“Any description of what he looks like?” asked Jack, who had known Ned to get similar orders on previous occasions and could guess that it was not all left to his imagination.
“Yes, they tell me he is tall and thin and has a scar on his left cheek. He used to be a cow puncher at one time and might be working at his old trade now. That’s a point to remember when we get to the Double Cross Ranch. Every puncher will have to run the gantlet of our eyes and if one of them happens to be marked with a scar on his left cheek, it’ll be a bad day for him.”
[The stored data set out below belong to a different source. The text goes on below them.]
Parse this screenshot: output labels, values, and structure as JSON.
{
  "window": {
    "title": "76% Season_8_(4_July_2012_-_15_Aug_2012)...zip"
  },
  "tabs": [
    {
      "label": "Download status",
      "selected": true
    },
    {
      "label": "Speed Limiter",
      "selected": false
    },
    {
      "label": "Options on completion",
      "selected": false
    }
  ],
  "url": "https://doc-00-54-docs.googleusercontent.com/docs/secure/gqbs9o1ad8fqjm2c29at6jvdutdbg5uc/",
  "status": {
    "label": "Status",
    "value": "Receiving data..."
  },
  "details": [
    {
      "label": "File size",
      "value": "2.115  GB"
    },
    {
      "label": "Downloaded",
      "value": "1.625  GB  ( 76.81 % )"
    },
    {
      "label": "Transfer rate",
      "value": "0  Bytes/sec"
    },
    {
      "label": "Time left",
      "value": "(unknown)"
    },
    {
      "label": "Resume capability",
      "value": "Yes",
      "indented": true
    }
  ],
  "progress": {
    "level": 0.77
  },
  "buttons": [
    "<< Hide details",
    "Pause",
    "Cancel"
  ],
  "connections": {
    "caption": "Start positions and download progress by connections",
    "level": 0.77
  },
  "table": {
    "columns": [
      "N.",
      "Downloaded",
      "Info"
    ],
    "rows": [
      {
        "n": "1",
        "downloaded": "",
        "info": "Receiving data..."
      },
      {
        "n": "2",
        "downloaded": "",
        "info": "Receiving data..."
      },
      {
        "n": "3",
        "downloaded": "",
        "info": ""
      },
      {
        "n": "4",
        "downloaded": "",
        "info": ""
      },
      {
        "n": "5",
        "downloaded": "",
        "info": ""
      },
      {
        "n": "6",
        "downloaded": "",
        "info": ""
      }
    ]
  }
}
“Now, wouldn’t it be queer if we did run across the mutt there at your uncle’s place, Harry?” remarked Jimmy. “But here we are again, Ned, uniting business with pleasure like we’ve done heaps of times before now. Mr. Clem Parsons, I’m sure sorry for you when this combination gets started to work, because you’ve got to come in out of the wet and that’s all there is to it!”
It might appear that Jimmy was much given to boasting; but as a rule he made good, so that this failing might be forgiven by those who knew him and his propensity for joking.
They moved out of town after getting a pretty poor apology for a lunch at the tavern. Jimmy declared that he would starve on such fare and announced his intention of immediately opening a box of crackers he had purchased at a local store so as to keep himself from suffering.
Ned, as was his habit, had interviewed about everybody that crossed his path, so as to improve upon the rude map he carried and which he had found to be faulty on several occasions, which fact caused him to distrust it as a guide.
“We ought to make the ranch by tomorrow evening, if all goes well,” he told his three chums, as they walked onward over the plain, still heading almost due southwest.
“Not much danger of anything upsetting our calculations from now on,” observed Jack, “unless we meet up with drunken punchers, run across some bad men who have been chased by the sheriff’s posse out of the railroad towns and who try to make a living by holding up travelers once in six months; or else get caught in a fine old prairie fire.”
“Say, that last could happen, that’s right,” Jack went on to exclaim, looking a little uneasily at the dead grass that in places completely concealed the greener growth underneath. “If a big gale was blowing and a spark should get into this stuff she would go awhooping along as fast as a train could run. That’s something I’ve often read about and thought I’d like to see, but come to think of it, now that I’m on the ground, I don’t believe I care much about it after all.”
“They say it’s a grand sight,” Harry volunteered; “but according to my mind a whole lot depends on which side of the fire you happen to be. What’s interesting to some might even mean death to others.”